- The Washington Times - Thursday, July 25, 2002

A few political dim bulbs in Loudoun County are threatening to turn out the lights of their constituents.

They apparently believe that a bad idea is better than no idea at all.

To be fair, the bad idea is not theirs.

Light pollution is the obsession of something called the International Dark Sky Association, which is based in Tucson, Ariz.

The objective of the forces of darkness is "to preserve and protect the nighttime environment and our heritage of dark skies through quality outdoor lighting."

To put it another way, the forces of darkness know what is best for you, whether you like it or not.

So let's give a warm welcome to Mr. Prowler. Hi there, Mr. Prowler. No sense hanging out by the bushes. Come on inside the old homestead. Help yourself to whatever you like, so long as the bulb in your flashlight meets county regulations.

Prowlers are not the only ones afraid of the light.

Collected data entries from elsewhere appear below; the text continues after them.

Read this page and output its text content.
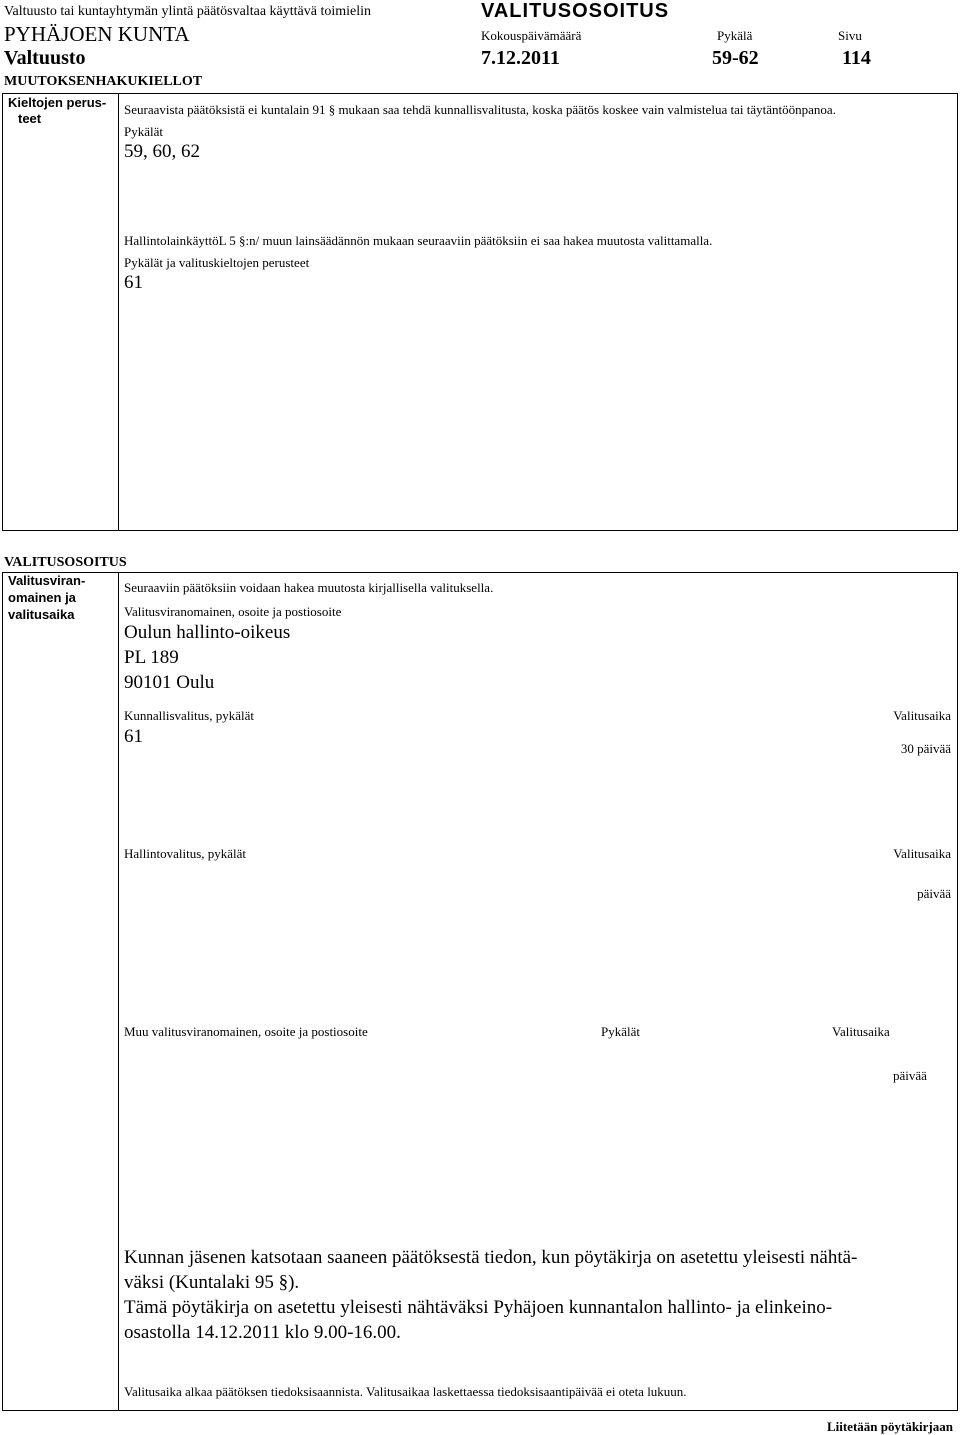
Valtuusto tai kuntayhtymän ylintä päätösvaltaa käyttävä toimielin
PYHÄJOEN KUNTA
Valtuusto
VALITUSOSOITUS
Kokouspäivämäärä	Pykälä	Sivu
7.12.2011	59-62	114
MUUTOKSENHAKUKIELLOT
Kieltojen perus-
teet
Seuraavista päätöksistä ei kuntalain 91 § mukaan saa tehdä kunnallisvalitusta, koska päätös koskee vain valmistelua tai täytäntöönpanoa.
Pykälät
59, 60, 62
HallintolainkäyttöL 5 §:n/ muun lainsäädännön mukaan seuraaviin päätöksiin ei saa hakea muutosta valittamalla.
Pykälät ja valituskieltojen perusteet
61
VALITUSOSOITUS
Valitusviran-
omainen ja
valitusaika
Seuraaviin päätöksiin voidaan hakea muutosta kirjallisella valituksella.
Valitusviranomainen, osoite ja postiosoite
Oulun hallinto-oikeus
PL 189
90101 Oulu
Kunnallisvalitus, pykälät
61
Valitusaika
30 päivää
Hallintovalitus, pykälät	Valitusaika
päivää
Muu valitusviranomainen, osoite ja postiosoite	Pykälät	Valitusaika
päivää
Kunnan jäsenen katsotaan saaneen päätöksestä tiedon, kun pöytäkirja on asetettu yleisesti nähtä-
väksi (Kuntalaki 95 §).
Tämä pöytäkirja on asetettu yleisesti nähtäväksi Pyhäjoen kunnantalon hallinto- ja elinkeino-
osastolla 14.12.2011 klo 9.00-16.00.
Valitusaika alkaa päätöksen tiedoksisaannista. Valitusaikaa laskettaessa tiedoksisaantipäivää ei oteta lukuun.
Liitetään pöytäkirjaan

David Crawford, a retired astronomer who heads the forces of darkness, is motivated by the news that more and more Americans are unable to view the Milky Way at night because of the increasing illumination.

"Mankind and everything else grew up with the cycle of day and night, and that tends to be disappearing," Mr. Crawford told CNN.com in March.

This is frightening stuff, no doubt, as the forces of darkness have made clear in their presentation to the county.

See the stars. Save Dracula.

The nine supervisors are laboring extra hard, attempting to consider all the ramifications of a lights policy, starting with what it might mean to their future political viability.

Two can play the "lights out" game with intrusive policy-makers.

It is funny how everyone's priorities have changed since September 11.

Authorities are accosting all blue-haired grandmothers from Minnesota, and the minions of D.C. Mayor Anthony A. Williams are installing cameras on every street corner in the city, and the politicos of Loudoun County are thinking of monitoring the public's light use.

What's next, bed checks?

While they are at it, the county supervisors might as well draft legislation that makes it a misdemeanor not to eat all the lima beans on your plate.

Supervisor Bill Bogard, Sugarland Run independent, has drafted a Rubik's Cube-like proposal. He is not kidding. It just seems that way.

His submission addresses the issue of wattage and residential vs. commercial lighting. He has different codes for different areas and different times for different properties.

He has a little bit of this and a little bit of that in his 15-page tome, possibly even an addendum on what it means if a property owner knows the secret password when the Light Police show up.

The whole thing is fatiguing.

You could tell by the residents who attended the public hearing last week. Most fell asleep before they reached the fifth page.

An appearance by Santa Claus complemented the goofy concept.

Maybe it beats the alternative.

The county supervisors usually spend their time pretending to grapple with highly complex land-use issues.

The grappling comes with a wink-wink, considering the eastern end of the county already has been ceded to Fairfax County. The county supervisors just have not had the good manners to inform residents.

Loudoun County has dissolved into a kind of Jekyll-and-Hyde place.

There is suburban sprawl on one end of the county and the horsy set on the other, with Leesburg serving as an unofficial demarcation line.

The county supervisors have allowed the commercial eyesore on Route 7 in Sterling to spring up, and they have neglected to tell eager developers that the last thing the overburdened roadways need is another community of homes with streets named after race horses.

But lights, they can do lights, and they will work through the night to resolve it and, if necessary, by candlelight.

Abraham Lincoln did all right by candlelight.